I have always wished that a sense of style could be bought – just once – and then kept for life. Like a classic watch or a really good piece of furniture. Of course, that would mean missing out on a lot of fun experimenting with what doesn’t work; crop tops, neon prints and wonderful sartorial misadventures committed to photographs for friends to dig out on birthdays or hen nights, but still, wouldn’t it be great? Many people do have an elemental awareness of what looks good (and not just the ones who would look great no matter what they wore), and those that get it wrong are rarely allowed escape unscathed. Money can buy you nice clothes, but it doesn’t guarantee style. Take Victoria Beckham par example; now the doyenne of sophistication and flair, but even a cursory Google will drag up every corset and leather combo she ever nearly fell out of not so long ago.

Most of us are lucky enough to be able to consign our fashion fails to history as soon as they have happened, but then our heads are turned by the next must-have, and before you can say “closet cull”, we’re strolling home with bags of cold-shoulder tops and embroidered denim. I have long dreamed of a capsule wardrobe, and becoming one of those women who has a small collection of lovely things that all compliment each other – and her - perfectly. Then I open my actual wardrobe and see the countless, clashing, highstreet clothes, many still with the (usually sale) tags still swinging from the label.

For a while I dallied with being a Cos woman – all Cos women look elegant, monochrome and understatedly professional. But it turned out I’m too short for a lot of their clothes, and I looked like I’d fallen into a hotel laundry bin. Then I toyed with becoming an All Saints girl, but realised their wares were far more expensive than I’d thought, so tweaked it to “an All Saints’ jacket and the rest from Zara girl”, yet still came home with two tops from Penneys, a logo jumper from H&M and a skirt from Dunnes which was so unusual, I’d be unlikely to wear it more than a few times.

It would appear I’ve learned nothing. But I have at least accepted that if you dress for your shape, you’re more than half way there. The tiresome lists which divide us all by decades mean nothing if the clothes never suited us in the first place. We may well be advised that mini skirts are best kept atop young legs, but anyone who has seen 63 year old Brigitte Macron in a thigh-skimmer would be hard pressed to agree.
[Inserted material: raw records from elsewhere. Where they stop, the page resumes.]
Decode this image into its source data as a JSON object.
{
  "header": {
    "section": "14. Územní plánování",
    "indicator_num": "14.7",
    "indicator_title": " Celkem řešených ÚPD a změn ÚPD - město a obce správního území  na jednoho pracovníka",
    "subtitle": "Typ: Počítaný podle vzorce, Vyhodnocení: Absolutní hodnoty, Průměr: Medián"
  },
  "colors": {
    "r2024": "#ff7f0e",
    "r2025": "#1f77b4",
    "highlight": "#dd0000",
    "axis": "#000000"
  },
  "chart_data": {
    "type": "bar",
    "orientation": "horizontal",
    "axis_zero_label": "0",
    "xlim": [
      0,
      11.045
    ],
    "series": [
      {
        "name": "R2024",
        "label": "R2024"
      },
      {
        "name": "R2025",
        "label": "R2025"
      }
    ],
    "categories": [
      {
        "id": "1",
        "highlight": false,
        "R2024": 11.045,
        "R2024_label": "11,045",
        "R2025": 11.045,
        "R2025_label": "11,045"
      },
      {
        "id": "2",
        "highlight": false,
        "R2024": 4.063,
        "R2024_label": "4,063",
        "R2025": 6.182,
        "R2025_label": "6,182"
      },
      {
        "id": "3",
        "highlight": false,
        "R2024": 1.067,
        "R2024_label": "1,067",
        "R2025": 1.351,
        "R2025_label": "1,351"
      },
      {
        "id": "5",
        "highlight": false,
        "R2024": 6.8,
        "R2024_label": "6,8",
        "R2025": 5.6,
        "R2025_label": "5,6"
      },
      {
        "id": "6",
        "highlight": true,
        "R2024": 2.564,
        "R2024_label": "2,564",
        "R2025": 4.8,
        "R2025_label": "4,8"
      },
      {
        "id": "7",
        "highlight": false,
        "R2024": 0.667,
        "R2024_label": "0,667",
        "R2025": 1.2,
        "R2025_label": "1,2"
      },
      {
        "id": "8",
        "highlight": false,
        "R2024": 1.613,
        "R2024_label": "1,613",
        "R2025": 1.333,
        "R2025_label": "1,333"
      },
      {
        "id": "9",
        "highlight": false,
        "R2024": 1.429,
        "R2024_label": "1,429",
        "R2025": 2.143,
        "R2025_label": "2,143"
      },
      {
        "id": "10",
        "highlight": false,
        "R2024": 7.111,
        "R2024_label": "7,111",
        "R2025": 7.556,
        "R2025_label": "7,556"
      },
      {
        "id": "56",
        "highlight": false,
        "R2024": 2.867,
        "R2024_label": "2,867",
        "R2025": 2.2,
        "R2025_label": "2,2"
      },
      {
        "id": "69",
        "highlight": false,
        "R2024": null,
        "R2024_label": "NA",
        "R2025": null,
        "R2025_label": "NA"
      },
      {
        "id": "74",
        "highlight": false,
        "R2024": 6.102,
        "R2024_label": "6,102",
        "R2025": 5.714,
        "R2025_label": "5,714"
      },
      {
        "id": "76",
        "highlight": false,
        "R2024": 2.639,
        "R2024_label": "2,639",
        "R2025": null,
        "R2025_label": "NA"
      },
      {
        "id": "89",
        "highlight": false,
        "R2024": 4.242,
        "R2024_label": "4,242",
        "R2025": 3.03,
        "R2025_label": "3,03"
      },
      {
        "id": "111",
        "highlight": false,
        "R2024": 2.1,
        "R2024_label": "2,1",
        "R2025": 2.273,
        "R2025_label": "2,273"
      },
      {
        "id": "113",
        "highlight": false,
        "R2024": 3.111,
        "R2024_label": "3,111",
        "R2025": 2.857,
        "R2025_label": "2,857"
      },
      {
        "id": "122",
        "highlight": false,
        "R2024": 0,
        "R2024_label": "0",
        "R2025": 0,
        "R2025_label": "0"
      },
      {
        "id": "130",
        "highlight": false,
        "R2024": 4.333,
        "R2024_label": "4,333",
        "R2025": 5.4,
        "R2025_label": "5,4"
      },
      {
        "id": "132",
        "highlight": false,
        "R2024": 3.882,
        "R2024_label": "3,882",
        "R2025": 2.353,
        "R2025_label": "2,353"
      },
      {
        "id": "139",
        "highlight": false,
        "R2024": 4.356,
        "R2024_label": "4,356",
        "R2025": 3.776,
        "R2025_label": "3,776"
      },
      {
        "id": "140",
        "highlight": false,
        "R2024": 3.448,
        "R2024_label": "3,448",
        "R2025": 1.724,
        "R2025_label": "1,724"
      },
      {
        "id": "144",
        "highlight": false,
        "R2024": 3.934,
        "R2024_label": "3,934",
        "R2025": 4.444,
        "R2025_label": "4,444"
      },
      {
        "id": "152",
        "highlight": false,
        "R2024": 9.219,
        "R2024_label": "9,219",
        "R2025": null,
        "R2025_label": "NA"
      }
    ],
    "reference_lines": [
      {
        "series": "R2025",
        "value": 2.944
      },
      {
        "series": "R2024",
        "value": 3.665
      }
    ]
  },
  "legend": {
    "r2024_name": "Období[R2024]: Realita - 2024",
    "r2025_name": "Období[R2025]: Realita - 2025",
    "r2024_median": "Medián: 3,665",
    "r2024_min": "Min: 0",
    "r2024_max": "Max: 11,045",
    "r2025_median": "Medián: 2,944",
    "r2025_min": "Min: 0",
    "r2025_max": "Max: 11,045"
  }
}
One of my best friends, with the self professed moniker of “Cornetto legs”, knew even at 15 that minis would never make her feel good about herself so eschewed them from the start. She has always known what suits her, and as a result, rarely puts a foot wrong, whereas another friends follows what she considers the “age rules” to the letter, and at 40, is terrified of thinking people are looking at her for mutton et lamb reasons, so now dresses like a Bronte sister at a funeral.

One day I’ll have my capsule wardrobe. I’ll be one of those women who others envy for her style and panache. I’ll have sleek blazers, jeans without baggy knees, statement shoes and handbags worthy of their own insurance cover.

But maybe I’ll just hang on to the stuff I have for the down days.